Reputation: 687
I'm trying to clean up text fetched from Wikipedia via the API. I want to remove the words 'Template:sfn' but I'm having trouble doing that with regular expression:
The text is something like: ...a private boarding school, after his parents discovered that he had made frequent trips into Manhattan without their permission.Template:sfn
With the help of: https://regex101.com I found out that my regexp needs to be something like: \Template:.*\s
If I copy and paste that to Android studio:
plainStr = plainStr.replaceAll("\\Template:.*\\s", "");
It tells me the two backslashes are not correct (illegal/unsupported escape sequence)
How do I rewrite my expression so AS accepts it?
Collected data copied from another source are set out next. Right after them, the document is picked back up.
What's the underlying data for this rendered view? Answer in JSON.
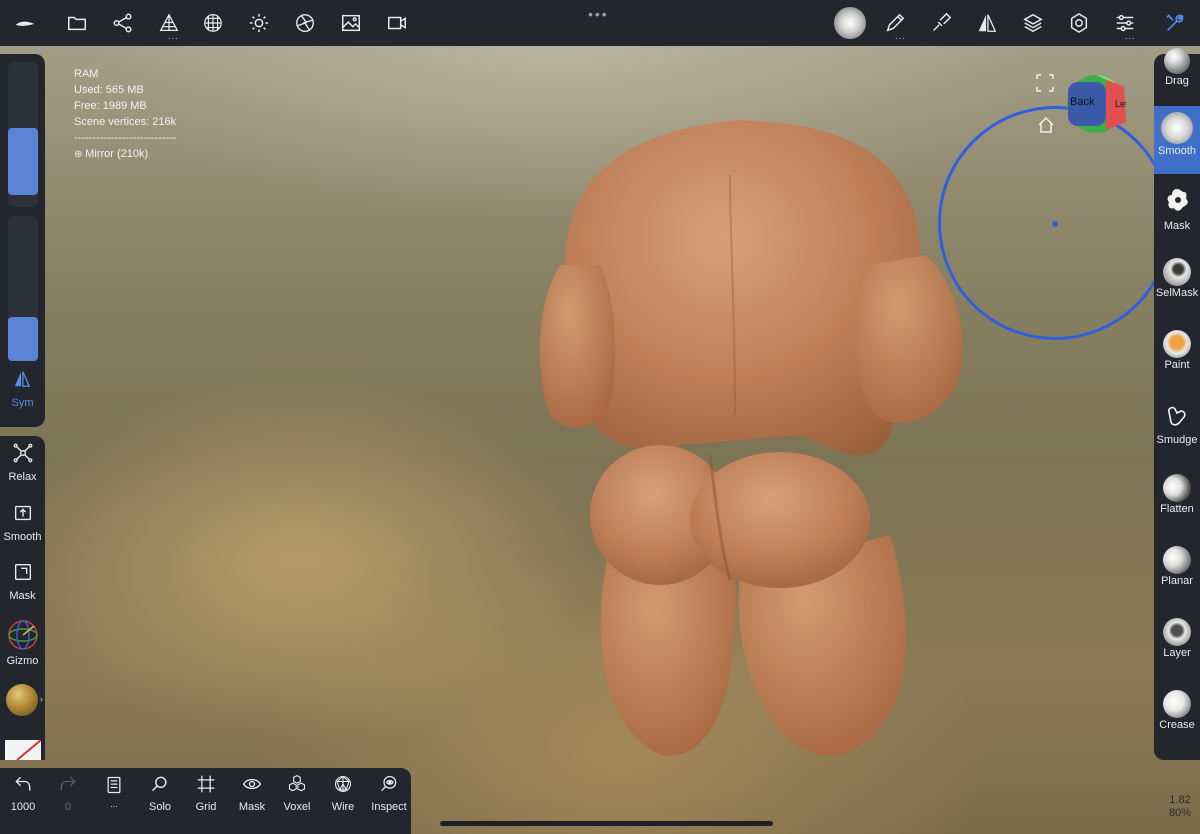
{
  "stats": {
    "ram_label": "RAM",
    "used": "Used: 565 MB",
    "free": "Free: 1989 MB",
    "vertices": "Scene vertices: 216k",
    "divider": "----------------------------",
    "mirror": "Mirror (210k)"
  },
  "left_panel": {
    "sliders": {
      "radius_level": 0.46,
      "intensity_level": 0.3
    },
    "sym_label": "Sym",
    "tools": [
      {
        "label": "Relax",
        "icon": "relax-icon"
      },
      {
        "label": "Smooth",
        "icon": "smooth-box-icon"
      },
      {
        "label": "Mask",
        "icon": "mask-box-icon"
      },
      {
        "label": "Gizmo",
        "icon": "gizmo-icon"
      }
    ]
  },
  "bottom_bar": {
    "undo_count": "1000",
    "redo_count": "0",
    "items": [
      {
        "label": "Solo",
        "icon": "search-icon"
      },
      {
        "label": "Grid",
        "icon": "grid-icon"
      },
      {
        "label": "Mask",
        "icon": "eye-icon"
      },
      {
        "label": "Voxel",
        "icon": "voxel-icon"
      },
      {
        "label": "Wire",
        "icon": "wire-icon"
      },
      {
        "label": "Inspect",
        "icon": "inspect-icon"
      }
    ],
    "more_dots": "..."
  },
  "right_panel": {
    "tools": [
      {
        "label": "Drag",
        "active": false
      },
      {
        "label": "Smooth",
        "active": true
      },
      {
        "label": "Mask",
        "active": false
      },
      {
        "label": "SelMask",
        "active": false
      },
      {
        "label": "Paint",
        "active": false
      },
      {
        "label": "Smudge",
        "active": false
      },
      {
        "label": "Flatten",
        "active": false
      },
      {
        "label": "Planar",
        "active": false
      },
      {
        "label": "Layer",
        "active": false
      },
      {
        "label": "Crease",
        "active": false
      }
    ]
  },
  "nav_cube": {
    "front_face": "Back",
    "side_face": "Lef"
  },
  "zoom": {
    "line1": "1.82",
    "line2": "80%"
  },
  "colors": {
    "panel": "#23262d",
    "accent": "#3f6fc6",
    "ring": "#2f5fe0"
  }
}
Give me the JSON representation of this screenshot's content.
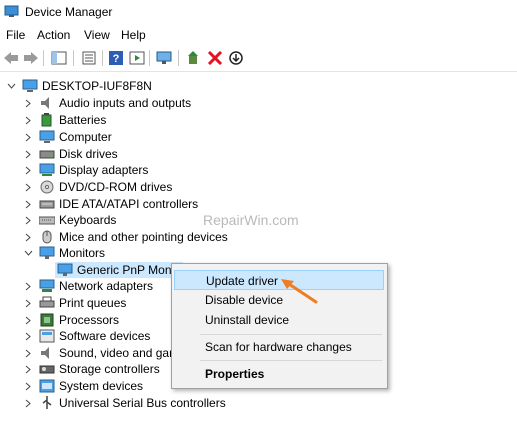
{
  "window": {
    "title": "Device Manager"
  },
  "menubar": {
    "items": [
      "File",
      "Action",
      "View",
      "Help"
    ]
  },
  "tree": {
    "root": "DESKTOP-IUF8F8N",
    "categories": [
      "Audio inputs and outputs",
      "Batteries",
      "Computer",
      "Disk drives",
      "Display adapters",
      "DVD/CD-ROM drives",
      "IDE ATA/ATAPI controllers",
      "Keyboards",
      "Mice and other pointing devices",
      "Monitors",
      "Network adapters",
      "Print queues",
      "Processors",
      "Software devices",
      "Sound, video and gam",
      "Storage controllers",
      "System devices",
      "Universal Serial Bus controllers"
    ],
    "monitor_child": "Generic PnP Monito"
  },
  "context_menu": {
    "update": "Update driver",
    "disable": "Disable device",
    "uninstall": "Uninstall device",
    "scan": "Scan for hardware changes",
    "properties": "Properties"
  },
  "watermark": "RepairWin.com",
  "colors": {
    "selection": "#cce8ff",
    "arrow": "#f07d22",
    "uninstall_x": "#e81123"
  }
}
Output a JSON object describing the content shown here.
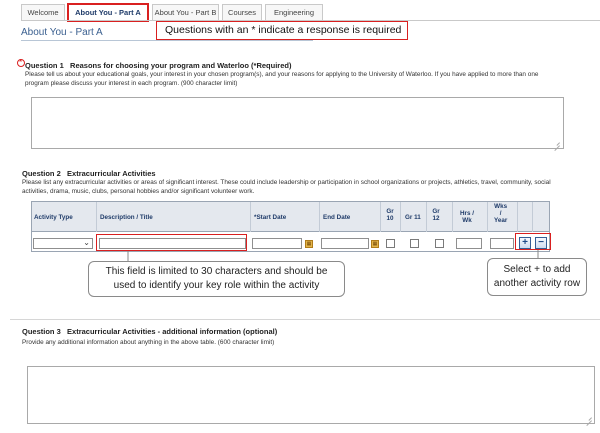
{
  "tabs": [
    "Welcome",
    "About You - Part A",
    "About You - Part B",
    "Courses",
    "Engineering"
  ],
  "banner": "Questions with an * indicate a response is required",
  "page_title": "About You - Part A",
  "required_marker": "*",
  "q1": {
    "label": "Question  1",
    "title": "Reasons for choosing your program and Waterloo (*Required)",
    "description": "Please tell us about your educational goals, your interest in your chosen program(s), and your reasons for applying to the University of Waterloo. If you have applied to more than one program please discuss your interest in each program.  (900 character limit)",
    "answer": ""
  },
  "q2": {
    "label": "Question  2",
    "title": "Extracurricular Activities",
    "description": "Please list any extracurricular activities or areas of significant interest. These could include leadership or participation in school organizations or projects, athletics, travel, community, social activities, drama, music, clubs, personal hobbies and/or significant volunteer work.",
    "columns": {
      "activity_type": "Activity Type",
      "description": "Description / Title",
      "start_date": "*Start Date",
      "end_date": "End Date",
      "gr10_a": "Gr",
      "gr10_b": "10",
      "gr11": "Gr 11",
      "gr12_a": "Gr",
      "gr12_b": "12",
      "hrs_a": "Hrs /",
      "hrs_b": "Wk",
      "wks_a": "Wks",
      "wks_b": "/",
      "wks_c": "Year"
    },
    "add_label": "+",
    "remove_label": "−"
  },
  "callouts": {
    "description_line1": "This field is limited to 30 characters and should be",
    "description_line2": "used to identify your key role within the activity",
    "add_line1": "Select + to add",
    "add_line2": "another activity row"
  },
  "q3": {
    "label": "Question  3",
    "title": "Extracurricular Activities - additional information (optional)",
    "description": "Provide any additional information about anything in the above table.  (600 character limit)",
    "answer": ""
  },
  "colors": {
    "accent_red": "#d92020",
    "title_blue": "#3a5f8f",
    "grid_header": "#e4e8ee"
  }
}
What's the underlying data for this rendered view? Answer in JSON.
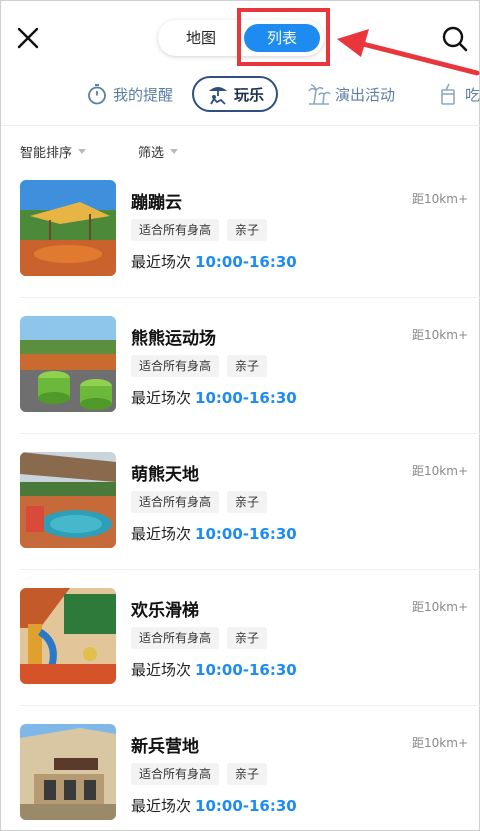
{
  "header": {
    "map_label": "地图",
    "list_label": "列表"
  },
  "categories": [
    {
      "label": "我的提醒",
      "icon": "stopwatch-icon"
    },
    {
      "label": "玩乐",
      "icon": "umbrella-person-icon",
      "active": true
    },
    {
      "label": "演出活动",
      "icon": "palm-trees-icon"
    },
    {
      "label": "吃",
      "icon": "drink-cup-icon"
    }
  ],
  "sortbar": {
    "sort_label": "智能排序",
    "filter_label": "筛选"
  },
  "items": [
    {
      "name": "蹦蹦云",
      "distance": "距10km+",
      "tags": [
        "适合所有身高",
        "亲子"
      ],
      "session_label": "最近场次",
      "time": "10:00-16:30"
    },
    {
      "name": "熊熊运动场",
      "distance": "距10km+",
      "tags": [
        "适合所有身高",
        "亲子"
      ],
      "session_label": "最近场次",
      "time": "10:00-16:30"
    },
    {
      "name": "萌熊天地",
      "distance": "距10km+",
      "tags": [
        "适合所有身高",
        "亲子"
      ],
      "session_label": "最近场次",
      "time": "10:00-16:30"
    },
    {
      "name": "欢乐滑梯",
      "distance": "距10km+",
      "tags": [
        "适合所有身高",
        "亲子"
      ],
      "session_label": "最近场次",
      "time": "10:00-16:30"
    },
    {
      "name": "新兵营地",
      "distance": "距10km+",
      "tags": [
        "适合所有身高",
        "亲子"
      ],
      "session_label": "最近场次",
      "time": "10:00-16:30"
    }
  ],
  "colors": {
    "accent": "#1e8bf0",
    "annotation": "#e8363c",
    "category_text": "#5b7fa6"
  }
}
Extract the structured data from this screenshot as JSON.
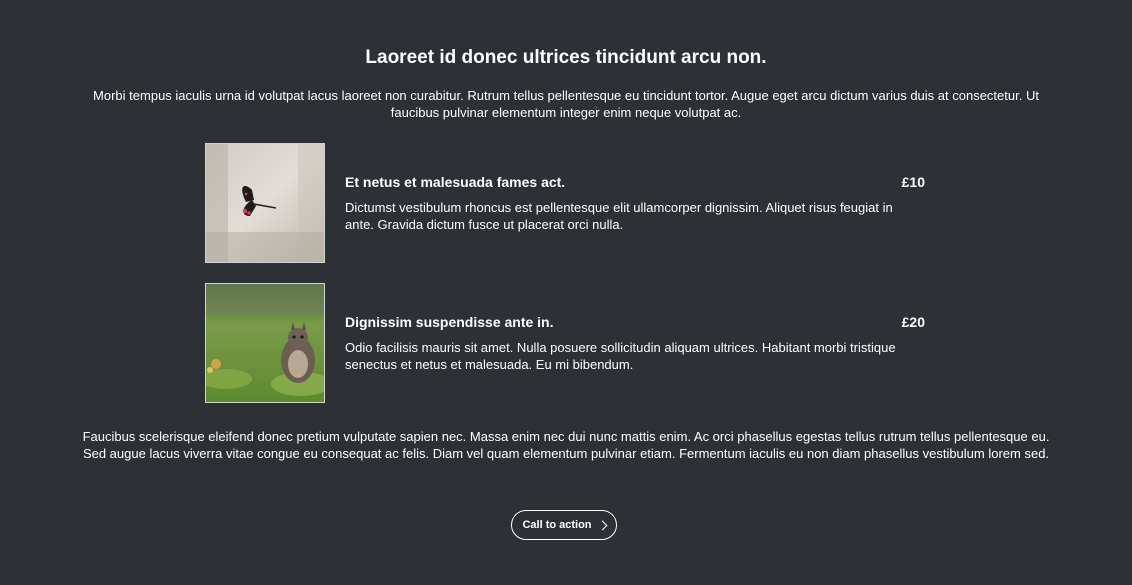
{
  "section": {
    "title": "Laoreet id donec ultrices tincidunt arcu non.",
    "intro": "Morbi tempus iaculis urna id volutpat lacus laoreet non curabitur. Rutrum tellus pellentesque eu tincidunt tortor. Augue eget arcu dictum varius duis at consectetur. Ut faucibus pulvinar elementum integer enim neque volutpat ac.",
    "outro": "Faucibus scelerisque eleifend donec pretium vulputate sapien nec. Massa enim nec dui nunc mattis enim. Ac orci phasellus egestas tellus rutrum tellus pellentesque eu. Sed augue lacus viverra vitae congue eu consequat ac felis. Diam vel quam elementum pulvinar etiam. Fermentum iaculis eu non diam phasellus vestibulum lorem sed."
  },
  "items": [
    {
      "title": "Et netus et malesuada fames act.",
      "price": "£10",
      "description": "Dictumst vestibulum rhoncus est pellentesque elit ullamcorper dignissim. Aliquet risus feugiat in ante. Gravida dictum fusce ut placerat orci nulla.",
      "image_icon": "butterfly-photo"
    },
    {
      "title": "Dignissim suspendisse ante in.",
      "price": "£20",
      "description": "Odio facilisis mauris sit amet. Nulla posuere sollicitudin aliquam ultrices. Habitant morbi tristique senectus et netus et malesuada. Eu mi bibendum.",
      "image_icon": "squirrel-photo"
    }
  ],
  "cta": {
    "label": "Call to action",
    "icon": "chevron-right-icon"
  },
  "colors": {
    "background": "#2d3136",
    "text": "#ffffff"
  }
}
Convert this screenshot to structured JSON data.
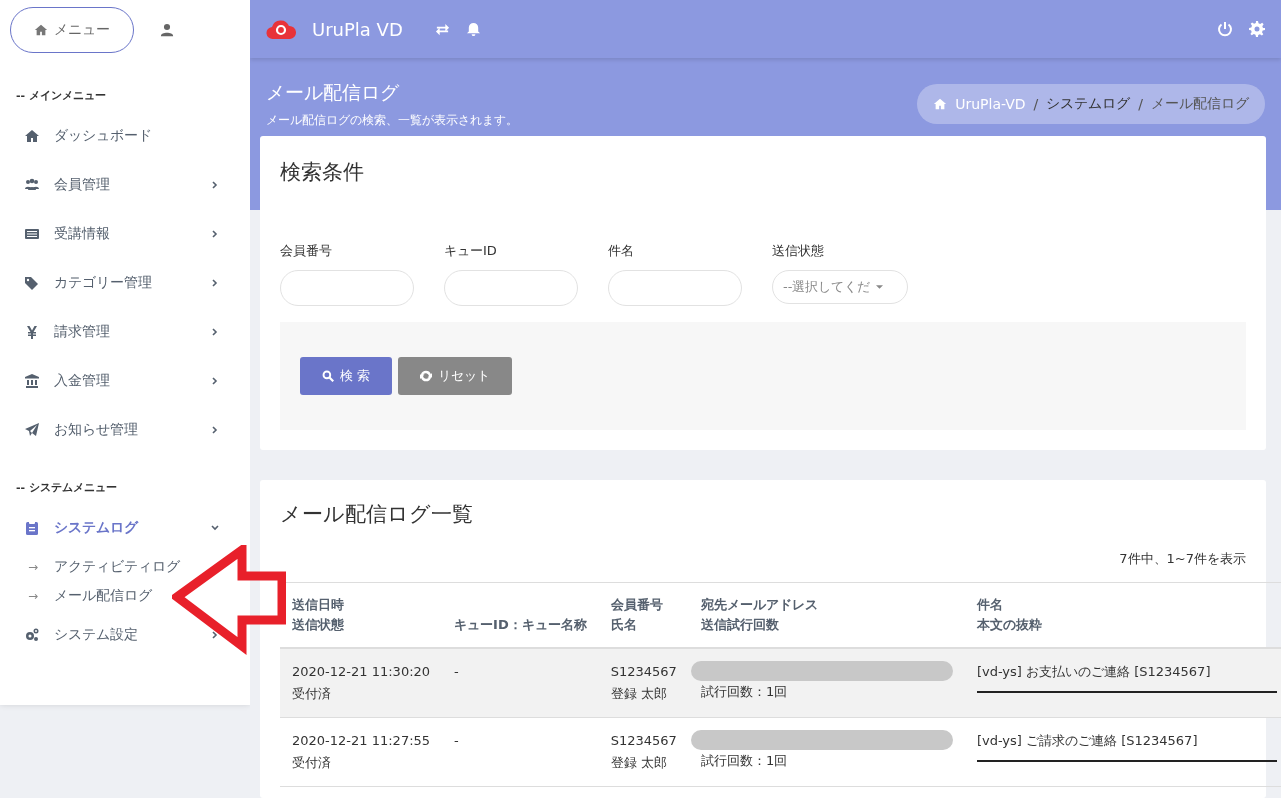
{
  "sidebar": {
    "menu_button": "メニュー",
    "sections": [
      {
        "title": "-- メインメニュー",
        "items": [
          {
            "label": "ダッシュボード",
            "selected": false
          },
          {
            "label": "会員管理",
            "selected": false,
            "expanded": false
          },
          {
            "label": "受講情報",
            "selected": false,
            "expanded": false
          },
          {
            "label": "カテゴリー管理",
            "selected": false,
            "expanded": false
          },
          {
            "label": "請求管理",
            "selected": false,
            "expanded": false
          },
          {
            "label": "入金管理",
            "selected": false,
            "expanded": false
          },
          {
            "label": "お知らせ管理",
            "selected": false,
            "expanded": false
          }
        ]
      },
      {
        "title": "-- システムメニュー",
        "items": [
          {
            "label": "システムログ",
            "selected": true,
            "expanded": true,
            "children": [
              {
                "arrow": "→",
                "label": "アクティビティログ"
              },
              {
                "arrow": "→",
                "label": "メール配信ログ"
              }
            ]
          },
          {
            "label": "システム設定",
            "selected": false,
            "expanded": false
          }
        ]
      }
    ]
  },
  "topbar": {
    "brand": "UruPla VD"
  },
  "page_header": {
    "title": "メール配信ログ",
    "subtitle": "メール配信ログの検索、一覧が表示されます。",
    "breadcrumb": [
      "UruPla-VD",
      "システムログ",
      "メール配信ログ"
    ],
    "breadcrumb_separator": "/"
  },
  "search_card": {
    "title": "検索条件",
    "fields": [
      {
        "label": "会員番号",
        "kind": "text"
      },
      {
        "label": "キューID",
        "kind": "text"
      },
      {
        "label": "件名",
        "kind": "text"
      },
      {
        "label": "送信状態",
        "kind": "select",
        "value": "--選択してくだ"
      }
    ],
    "buttons": [
      {
        "label": "検 索",
        "kind": "primary"
      },
      {
        "label": "リセット",
        "kind": "secondary"
      }
    ]
  },
  "list_card": {
    "title": "メール配信ログ一覧",
    "summary": "7件中、1~7件を表示",
    "columns": [
      [
        "送信日時",
        "送信状態"
      ],
      [
        "キューID：キュー名称"
      ],
      [
        "会員番号",
        "氏名"
      ],
      [
        "宛先メールアドレス",
        "送信試行回数"
      ],
      [
        "件名",
        "本文の抜粋"
      ]
    ],
    "rows": [
      {
        "datetime": "2020-12-21 11:30:20",
        "status": "受付済",
        "queue": "-",
        "member_no": "S1234567",
        "name": "登録 太郎",
        "attempts": "試行回数：1回",
        "subject": "[vd-ys] お支払いのご連絡 [S1234567]"
      },
      {
        "datetime": "2020-12-21 11:27:55",
        "status": "受付済",
        "queue": "-",
        "member_no": "S1234567",
        "name": "登録 太郎",
        "attempts": "試行回数：1回",
        "subject": "[vd-ys] ご請求のご連絡 [S1234567]"
      }
    ]
  }
}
And on top of that I want to remove all words after the colon. Wikipedia sometimes has Template:Nowrap, Template:Main, etc. That's my 'output' if I use the Bliki library (ConvertWikiToHtml) I want to remove all combinations. To make it more complex it could also be more than one word like:Template:dead link or Template:cite press release but I don't think this can be handled with a regex.
Kind regards,
Mike
Upvotes: 0
Views: 815
Reputation: 3191
In my case it was Android Studio issue. At least I couldn't explain it otherwise because the code below was compiled and ran well in Eclipse:
Pattern p = Pattern.compile(".*\\R|.+\\z");
However after I copied it and pasted in Android Studio \\R
was underlined with the error message "illegal/unsupported escape sequence". However the code was compiled and executed without any problems.
Upvotes: 1
Reputation: 98398
You are mistaken; a backslash before the T accomplishes nothing.
Just remove it:
plainStr = plainStr.replaceAll("Template:.*\\s", "");
Upvotes: 1